Tivemos também uma ascensão de pessoas que antes estavam em situação de extrema pobreza e passam a fazer parte da Classe C. Os filhos dessas famílias que chegaram à Classe C conseguem acessar a universidade – muitos deles os primeiros da família.
Essa juventude, com acesso à internet e ao Ensino Superior, passa a aspirar a outras coisas.

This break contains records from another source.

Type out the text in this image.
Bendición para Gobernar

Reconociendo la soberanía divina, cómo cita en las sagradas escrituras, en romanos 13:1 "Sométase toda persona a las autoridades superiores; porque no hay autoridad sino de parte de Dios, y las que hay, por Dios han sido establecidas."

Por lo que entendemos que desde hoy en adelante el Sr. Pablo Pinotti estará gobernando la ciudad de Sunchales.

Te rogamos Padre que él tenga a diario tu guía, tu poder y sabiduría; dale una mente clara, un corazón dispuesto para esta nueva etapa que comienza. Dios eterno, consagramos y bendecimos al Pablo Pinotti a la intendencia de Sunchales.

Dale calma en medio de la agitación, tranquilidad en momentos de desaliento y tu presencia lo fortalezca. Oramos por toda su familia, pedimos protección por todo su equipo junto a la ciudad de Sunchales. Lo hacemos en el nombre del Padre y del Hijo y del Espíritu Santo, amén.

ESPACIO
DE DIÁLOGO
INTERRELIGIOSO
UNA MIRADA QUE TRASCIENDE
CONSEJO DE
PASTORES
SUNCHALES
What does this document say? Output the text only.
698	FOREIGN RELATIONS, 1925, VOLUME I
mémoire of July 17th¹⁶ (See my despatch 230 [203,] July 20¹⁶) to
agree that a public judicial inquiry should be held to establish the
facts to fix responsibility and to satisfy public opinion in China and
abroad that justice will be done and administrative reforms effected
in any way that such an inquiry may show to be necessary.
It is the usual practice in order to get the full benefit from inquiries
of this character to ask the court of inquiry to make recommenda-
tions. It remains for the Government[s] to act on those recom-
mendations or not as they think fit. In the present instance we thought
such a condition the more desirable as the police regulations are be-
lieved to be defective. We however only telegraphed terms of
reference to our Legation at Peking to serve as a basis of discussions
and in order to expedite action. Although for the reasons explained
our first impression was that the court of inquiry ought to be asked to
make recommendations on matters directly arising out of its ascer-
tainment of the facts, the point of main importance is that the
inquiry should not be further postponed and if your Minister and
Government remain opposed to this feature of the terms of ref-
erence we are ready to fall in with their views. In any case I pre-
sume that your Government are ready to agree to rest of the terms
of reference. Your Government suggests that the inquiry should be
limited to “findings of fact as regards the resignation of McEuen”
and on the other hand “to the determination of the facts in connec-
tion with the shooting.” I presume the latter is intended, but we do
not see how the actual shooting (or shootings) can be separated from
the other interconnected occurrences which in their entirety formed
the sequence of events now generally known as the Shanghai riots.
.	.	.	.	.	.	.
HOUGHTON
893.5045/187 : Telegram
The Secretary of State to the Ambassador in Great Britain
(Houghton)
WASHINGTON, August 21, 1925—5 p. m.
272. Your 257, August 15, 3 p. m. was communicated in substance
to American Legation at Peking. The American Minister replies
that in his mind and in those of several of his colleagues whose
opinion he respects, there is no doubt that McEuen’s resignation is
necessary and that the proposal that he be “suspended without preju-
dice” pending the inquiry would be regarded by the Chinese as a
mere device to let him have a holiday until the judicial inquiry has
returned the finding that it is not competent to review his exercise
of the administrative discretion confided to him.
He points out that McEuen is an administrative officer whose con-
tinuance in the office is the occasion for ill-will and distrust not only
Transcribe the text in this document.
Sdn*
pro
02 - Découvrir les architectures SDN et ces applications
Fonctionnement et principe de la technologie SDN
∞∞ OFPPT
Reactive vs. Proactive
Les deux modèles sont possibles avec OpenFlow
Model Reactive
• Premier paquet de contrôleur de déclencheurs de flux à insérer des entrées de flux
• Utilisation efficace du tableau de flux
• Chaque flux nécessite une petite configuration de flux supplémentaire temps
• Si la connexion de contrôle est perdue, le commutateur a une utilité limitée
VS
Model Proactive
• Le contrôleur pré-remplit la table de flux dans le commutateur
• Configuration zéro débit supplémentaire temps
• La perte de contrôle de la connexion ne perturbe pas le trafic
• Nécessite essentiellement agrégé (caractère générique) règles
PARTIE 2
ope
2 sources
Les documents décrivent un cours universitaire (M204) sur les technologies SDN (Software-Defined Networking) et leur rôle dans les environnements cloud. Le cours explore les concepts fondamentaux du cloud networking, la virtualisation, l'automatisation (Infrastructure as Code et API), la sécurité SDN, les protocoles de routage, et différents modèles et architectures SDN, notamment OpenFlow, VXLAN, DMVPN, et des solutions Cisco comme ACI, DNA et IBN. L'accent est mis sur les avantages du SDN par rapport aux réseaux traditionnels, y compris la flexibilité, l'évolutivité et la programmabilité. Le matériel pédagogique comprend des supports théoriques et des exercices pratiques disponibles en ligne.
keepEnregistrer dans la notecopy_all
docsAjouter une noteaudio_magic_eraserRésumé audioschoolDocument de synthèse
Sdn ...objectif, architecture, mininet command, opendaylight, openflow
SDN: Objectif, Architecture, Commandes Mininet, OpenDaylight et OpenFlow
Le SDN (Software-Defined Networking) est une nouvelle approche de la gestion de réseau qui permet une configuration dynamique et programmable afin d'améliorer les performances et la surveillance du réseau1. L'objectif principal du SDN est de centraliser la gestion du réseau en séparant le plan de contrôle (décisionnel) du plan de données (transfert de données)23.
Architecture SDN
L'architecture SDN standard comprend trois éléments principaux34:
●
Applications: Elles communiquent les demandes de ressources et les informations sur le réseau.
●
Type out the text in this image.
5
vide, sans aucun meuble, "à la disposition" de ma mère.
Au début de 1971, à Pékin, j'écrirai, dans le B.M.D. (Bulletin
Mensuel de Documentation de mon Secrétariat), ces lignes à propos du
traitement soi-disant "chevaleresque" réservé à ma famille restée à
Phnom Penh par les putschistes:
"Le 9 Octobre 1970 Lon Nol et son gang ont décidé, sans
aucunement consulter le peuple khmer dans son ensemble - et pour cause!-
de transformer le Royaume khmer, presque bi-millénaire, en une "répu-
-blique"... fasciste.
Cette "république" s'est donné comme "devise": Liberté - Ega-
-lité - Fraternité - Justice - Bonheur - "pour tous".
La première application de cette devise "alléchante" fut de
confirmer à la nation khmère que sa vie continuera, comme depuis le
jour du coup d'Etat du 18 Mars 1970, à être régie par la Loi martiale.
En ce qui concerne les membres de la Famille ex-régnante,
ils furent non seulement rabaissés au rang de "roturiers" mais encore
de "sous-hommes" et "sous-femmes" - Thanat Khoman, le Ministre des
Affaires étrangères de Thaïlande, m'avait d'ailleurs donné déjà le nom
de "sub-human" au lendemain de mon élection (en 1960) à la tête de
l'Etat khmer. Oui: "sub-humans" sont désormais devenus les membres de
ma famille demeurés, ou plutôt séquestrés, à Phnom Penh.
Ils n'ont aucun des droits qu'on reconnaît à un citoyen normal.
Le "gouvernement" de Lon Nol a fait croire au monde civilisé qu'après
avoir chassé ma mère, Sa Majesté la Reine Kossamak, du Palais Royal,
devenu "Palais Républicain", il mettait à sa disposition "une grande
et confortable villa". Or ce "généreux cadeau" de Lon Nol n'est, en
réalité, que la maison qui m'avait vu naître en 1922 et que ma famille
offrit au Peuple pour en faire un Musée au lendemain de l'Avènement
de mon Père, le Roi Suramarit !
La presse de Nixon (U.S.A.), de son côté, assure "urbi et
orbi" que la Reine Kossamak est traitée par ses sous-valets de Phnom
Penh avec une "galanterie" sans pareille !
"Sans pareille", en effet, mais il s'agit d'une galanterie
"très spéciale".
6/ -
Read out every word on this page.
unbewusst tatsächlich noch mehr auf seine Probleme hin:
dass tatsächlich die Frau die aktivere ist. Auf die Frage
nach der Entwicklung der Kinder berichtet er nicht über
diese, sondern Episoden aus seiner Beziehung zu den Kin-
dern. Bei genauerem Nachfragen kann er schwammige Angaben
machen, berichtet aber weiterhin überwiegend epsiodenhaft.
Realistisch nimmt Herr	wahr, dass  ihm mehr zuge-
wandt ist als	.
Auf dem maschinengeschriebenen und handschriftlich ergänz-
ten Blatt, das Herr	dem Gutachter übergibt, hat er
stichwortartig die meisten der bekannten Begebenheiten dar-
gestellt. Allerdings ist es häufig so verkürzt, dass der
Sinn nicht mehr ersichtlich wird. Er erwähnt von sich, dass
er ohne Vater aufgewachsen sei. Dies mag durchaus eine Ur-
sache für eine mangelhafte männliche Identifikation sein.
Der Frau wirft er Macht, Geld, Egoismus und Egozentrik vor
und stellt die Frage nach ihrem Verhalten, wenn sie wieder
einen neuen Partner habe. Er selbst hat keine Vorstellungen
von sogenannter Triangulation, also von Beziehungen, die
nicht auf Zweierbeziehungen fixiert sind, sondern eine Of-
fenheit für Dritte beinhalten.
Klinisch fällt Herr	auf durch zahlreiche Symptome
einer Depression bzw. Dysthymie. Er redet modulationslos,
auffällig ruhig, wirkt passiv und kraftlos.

Enquanto a geração anterior aspirava sobreviver, não passar fome e conseguir construir sua casa própria, a nova geração passa a colocar questões no tabuleiro da política que a classe política não estava preparada para responder.
“A nova colocou questões no tabuleiro que a classe política não estava preparada para responder”
Emergem protestos pelo uso dos espaços públicos, pela preservação de bens comuns urbanos, pelo direito à cidade, pela questão ambiental, pela questão feminista e LGTQIAPN+, e pela questão do transporte e mobilidade urbana.
E essas disputas assumem outras formas, que não a clássica disputa entre capital e trabalho.
Essa é a geração de 2013: 60% dos manifestantes com menos de 25 anos, com alta escolaridade – ou seja, grande parte já com acesso à universidade ou tendo terminado o Ensino Médio – e com uma remuneração de setores intermediários.
Então, não era o jovem de alta escolaridade e alta remuneração, como em protestos da elite brasileira, mas entre dois a cinco salários mínimos. Uma juventude que estudava, trabalhava e utilizava transporte público diariamente.
Educação & Território: Você já afirmou que as revoltas de 2013 talvez sejam o evento mais mal compreendido da história do Brasil. Como assim?
Roberto: O historiador Nicolau Sevcenko (1952-2014) dizia que a Revolta da Vacina (1904) era o evento mais mal compreendido do Brasil. Eu atualizaria essa assertiva do historiador colocando Junho de 2013.
Justamente porque nós fizemos um achatamento histórico, projetando sobre 2013 acontecimentos que vieram a partir de 2015, mas que são separados e que têm públicos diferentes.
O perfil do manifestante de Junho de 2013 é muito diferente de quem estava nas passeatas do MBL se manifestando pelo impeachment [de Dilma Rousseff, ocorrido em 2016]. Esses eram mais velhos, entre 30 e 40 anos, mais brancos, mais ricos e preferencialmente partidários do PSDB.
Essa incompreensão e tentativa de colocar Junho de 2013 como bode expiatório para todas as mazelas que aconteceram no país é muito ruim da perspectiva histórica e da perspectiva de políticas públicas, pois nos impede de olhar para problemas que seguem presentes no país.
Porém, ela serve para que determinados atores políticos abram mão de suas responsabilidades diante de um movimento de juventude que se mobilizou para expor insatisfações legítimas da vida urbana.